8. Neptune et les Dauphins

Neptune
C'est très bien, Dauphins, d'aimer ainsi les hommes ! Dernièrement vous avez reçu et porté jusqu'à l'Isthme le jeune fils d'Inos, tombé avee sa mère du haut des roches Scironides ; et toi, tu as aujourd'hui soutenu sur les flots le chantre de Méthymne, tu l'as transporté comme il était, avec ses habits de chanteur et sa lyre, jusqu'au Ténare ; tu lui es venu en aide quand il allait périr victime des matelots.

Le Dauphin
Ne soyez pas surpris, Neptune, que les Dauphins soient bons envers les hommes, puisque nous-mêmes nous sommes des hommes changés en poissons.

Neptune
Aussi ne suis-je pas content de Bacchus qui, après vous avoir vaincus dans un combat naval, vous a métamorphosés de la sorte, lorsqu'il eût suffi de vous avoir soumis, comme il en avait soumis d'autres.

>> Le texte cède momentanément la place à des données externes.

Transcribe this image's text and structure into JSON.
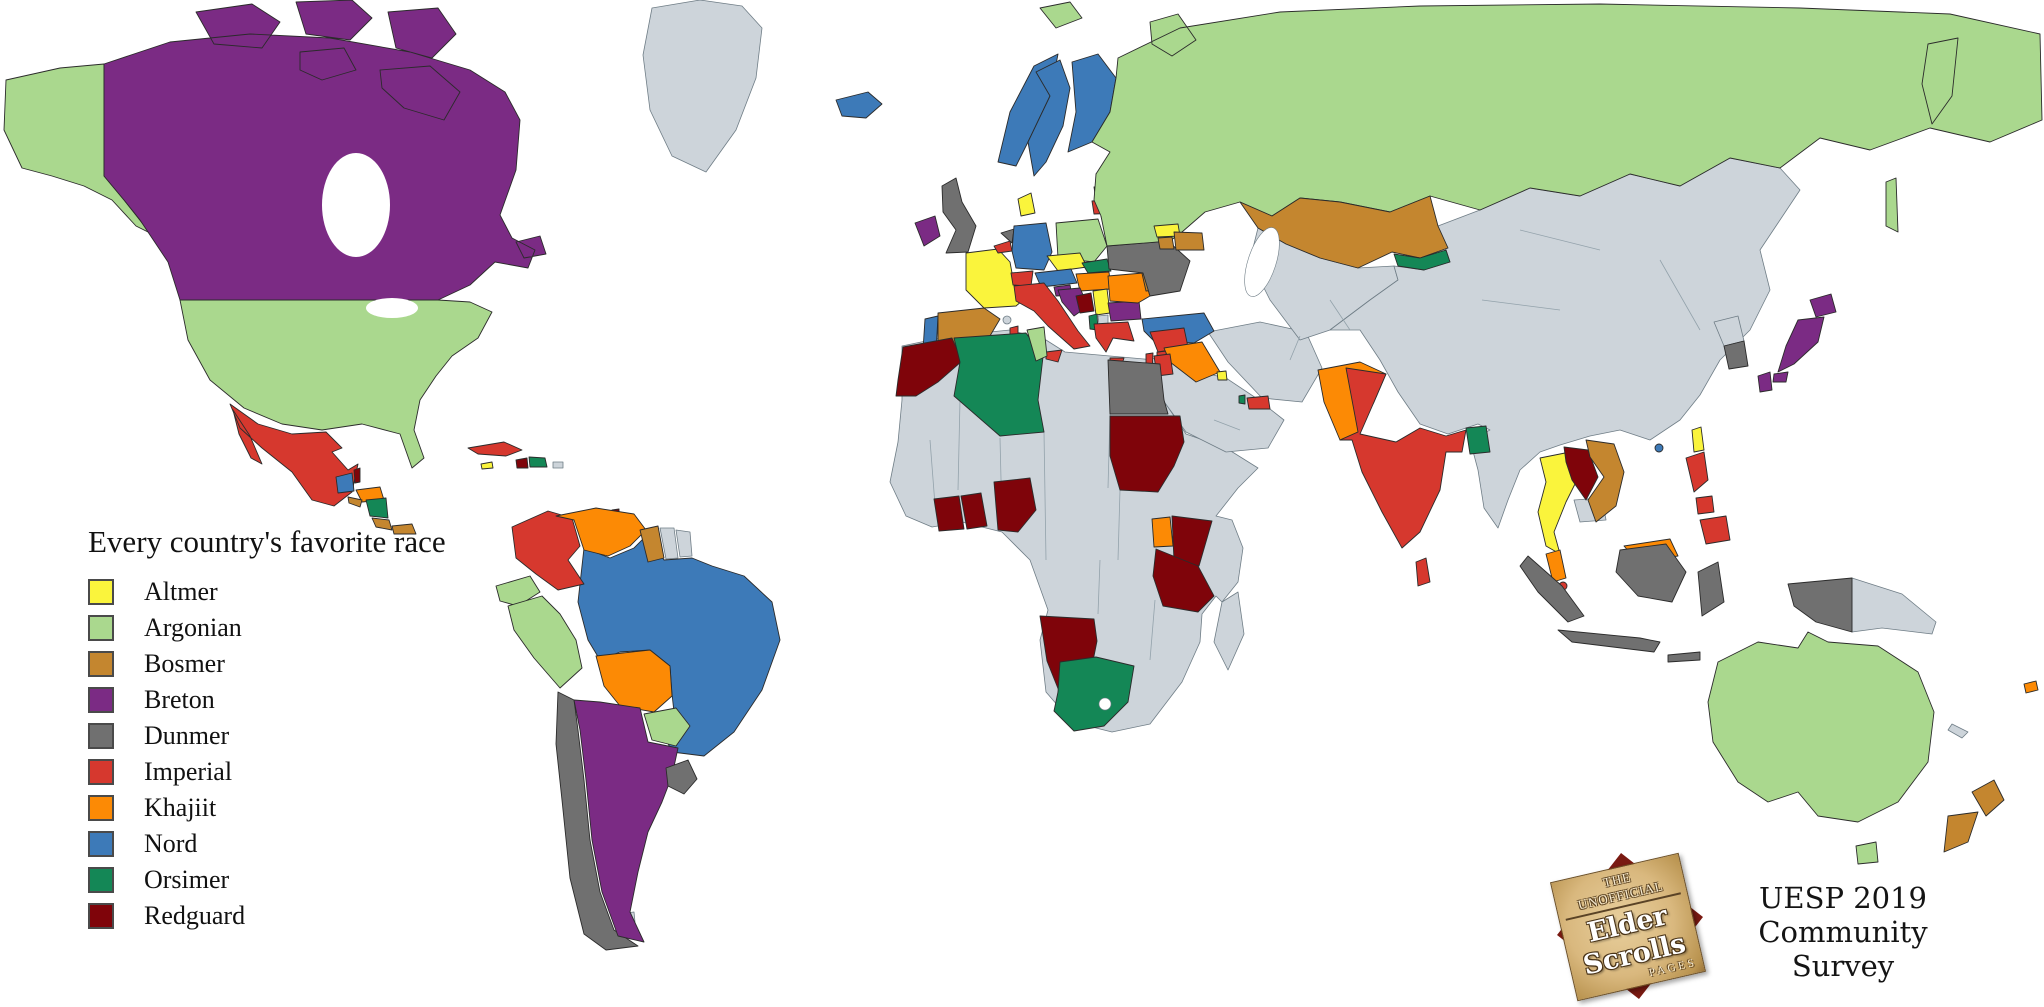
{
  "legend": {
    "title": "Every country's favorite race"
  },
  "logo": {
    "banner_top": "THE UNOFFICIAL",
    "banner_main": "Elder Scrolls",
    "banner_sub": "PAGES",
    "caption_line1": "UESP 2019",
    "caption_line2": "Community",
    "caption_line3": "Survey"
  },
  "chart_data": {
    "type": "choropleth_map",
    "title": "Every country's favorite race",
    "subtitle": "UESP 2019 Community Survey",
    "legend_position": "left",
    "legend_entries": [
      "Altmer",
      "Argonian",
      "Bosmer",
      "Breton",
      "Dunmer",
      "Imperial",
      "Khajiit",
      "Nord",
      "Orsimer",
      "Redguard"
    ],
    "race_colors": {
      "Altmer": "#FAF43C",
      "Argonian": "#AAD88E",
      "Bosmer": "#C4862F",
      "Breton": "#7B2B84",
      "Dunmer": "#707070",
      "Imperial": "#D6382E",
      "Khajiit": "#FC8A05",
      "Nord": "#3D7AB8",
      "Orsimer": "#148756",
      "Redguard": "#7F040A"
    },
    "no_data_color": "#CDD4DA",
    "ocean_color": "#FFFFFF",
    "border_color": "#2B2B2B",
    "countries": {
      "Greenland": "No data",
      "United States": "Argonian",
      "Canada": "Breton",
      "Mexico": "Imperial",
      "Guatemala": "Nord",
      "Belize": "Redguard",
      "Honduras": "Khajiit",
      "El Salvador": "Bosmer",
      "Nicaragua": "Orsimer",
      "Costa Rica": "Bosmer",
      "Panama": "Bosmer",
      "Cuba": "Imperial",
      "Jamaica": "Altmer",
      "Haiti": "Redguard",
      "Dominican Republic": "Orsimer",
      "Puerto Rico": "No data",
      "Trinidad and Tobago": "Redguard",
      "Colombia": "Imperial",
      "Venezuela": "Khajiit",
      "Guyana": "Bosmer",
      "Suriname": "No data",
      "French Guiana": "No data",
      "Ecuador": "Argonian",
      "Peru": "Argonian",
      "Brazil": "Nord",
      "Bolivia": "Khajiit",
      "Paraguay": "Argonian",
      "Chile": "Dunmer",
      "Argentina": "Breton",
      "Uruguay": "Dunmer",
      "Falkland Islands": "No data",
      "Iceland": "Nord",
      "Ireland": "Breton",
      "United Kingdom": "Dunmer",
      "Portugal": "Nord",
      "Spain": "Bosmer",
      "France": "Altmer",
      "Corsica": "No data",
      "Belgium": "Imperial",
      "Netherlands": "Dunmer",
      "Germany": "Nord",
      "Denmark": "Altmer",
      "Norway": "Nord",
      "Sweden": "Nord",
      "Finland": "Nord",
      "Estonia": "Nord",
      "Latvia": "Nord",
      "Lithuania": "Imperial",
      "Poland": "Argonian",
      "Czechia": "Altmer",
      "Slovakia": "Orsimer",
      "Austria": "Nord",
      "Switzerland": "Imperial",
      "Hungary": "Khajiit",
      "Slovenia": "Breton",
      "Croatia": "Breton",
      "Bosnia and Herzegovina": "Redguard",
      "Serbia": "Altmer",
      "Italy": "Imperial",
      "Albania": "Orsimer",
      "North Macedonia": "No data",
      "Bulgaria": "Breton",
      "Greece": "Imperial",
      "Romania": "Khajiit",
      "Moldova": "Bosmer",
      "Ukraine": "Dunmer",
      "Belarus": "Orsimer",
      "Russia": "Argonian",
      "Turkey": "Nord",
      "Cyprus": "Imperial",
      "Georgia": "Altmer",
      "Armenia": "Bosmer",
      "Azerbaijan": "Bosmer",
      "Kazakhstan": "Bosmer",
      "Kyrgyzstan": "Orsimer",
      "Syria": "Imperial",
      "Iraq": "Khajiit",
      "Israel": "Imperial",
      "Jordan": "Imperial",
      "Kuwait": "Altmer",
      "Qatar": "Orsimer",
      "United Arab Emirates": "Imperial",
      "Saudi Arabia": "No data",
      "Iran": "No data",
      "Egypt": "Dunmer",
      "Morocco": "Redguard",
      "Algeria": "Orsimer",
      "Tunisia": "Argonian",
      "Libya": "No data",
      "Sudan": "Redguard",
      "Nigeria": "Redguard",
      "Ghana": "Redguard",
      "Ivory Coast": "Redguard",
      "Uganda": "Khajiit",
      "Kenya": "Redguard",
      "Tanzania": "Redguard",
      "Namibia": "Redguard",
      "South Africa": "Orsimer",
      "Madagascar": "No data",
      "Pakistan": "Khajiit",
      "India": "Imperial",
      "Nepal": "No data",
      "Bangladesh": "Orsimer",
      "Sri Lanka": "Imperial",
      "China": "No data",
      "Mongolia": "No data",
      "Myanmar": "No data",
      "Thailand": "Altmer",
      "Laos": "Redguard",
      "Vietnam": "Bosmer",
      "Cambodia": "No data",
      "Malaysia": "Khajiit",
      "Singapore": "Imperial",
      "Indonesia": "Dunmer",
      "Philippines": "Imperial",
      "Taiwan": "Altmer",
      "Hong Kong": "Nord",
      "South Korea": "Dunmer",
      "North Korea": "No data",
      "Japan": "Breton",
      "Papua New Guinea": "No data",
      "New Caledonia": "No data",
      "Australia": "Argonian",
      "New Zealand": "Bosmer",
      "Fiji": "Khajiit"
    }
  }
}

Mais apprends-moi, Dauphin, comment s'est passée l'aventure d'Arion.

Le Dauphin
Périandre, je crois, aimait à l'entendre, et souvent l'appelait auprès de lui, à cause de son habileté. Enrichi par les bienfaits du tyran, le musicien désira retourner par mer à Méthymne, sa patrie, afin d'y montrer sa richesse. Il monte sur un vaisseau appartenant à des brigands, laisse voir qu'il emporte avec lui beaucoup d'or et d'argent, si bien qu'arrivés au milieu de la mer Egée, les matelots conspirent contre lui. Alors Arion (j'entendis tout cela en nageant près du vaisseau) : «Puisque vous l'avez résolu, dit-il, laissez-moi prendre mes habits de chanteur, chanter mon hymne funèbre et me précipiter moi-même dans la mer». Les matelots le lui permettent ; il prend ses habits de chanteur, fait entendre un air des plus attendrissants et se précipite dans les flots, sans aucun espoir de salut. C'est alors que je le soulève sur mon dos et que je le porte en nageant jusqu'au Ténare.

Neptune
Je te fais compliment de ton amour pour la musique, et tu as dignement payé Arion du plaisir que tu as eu à l'entendre.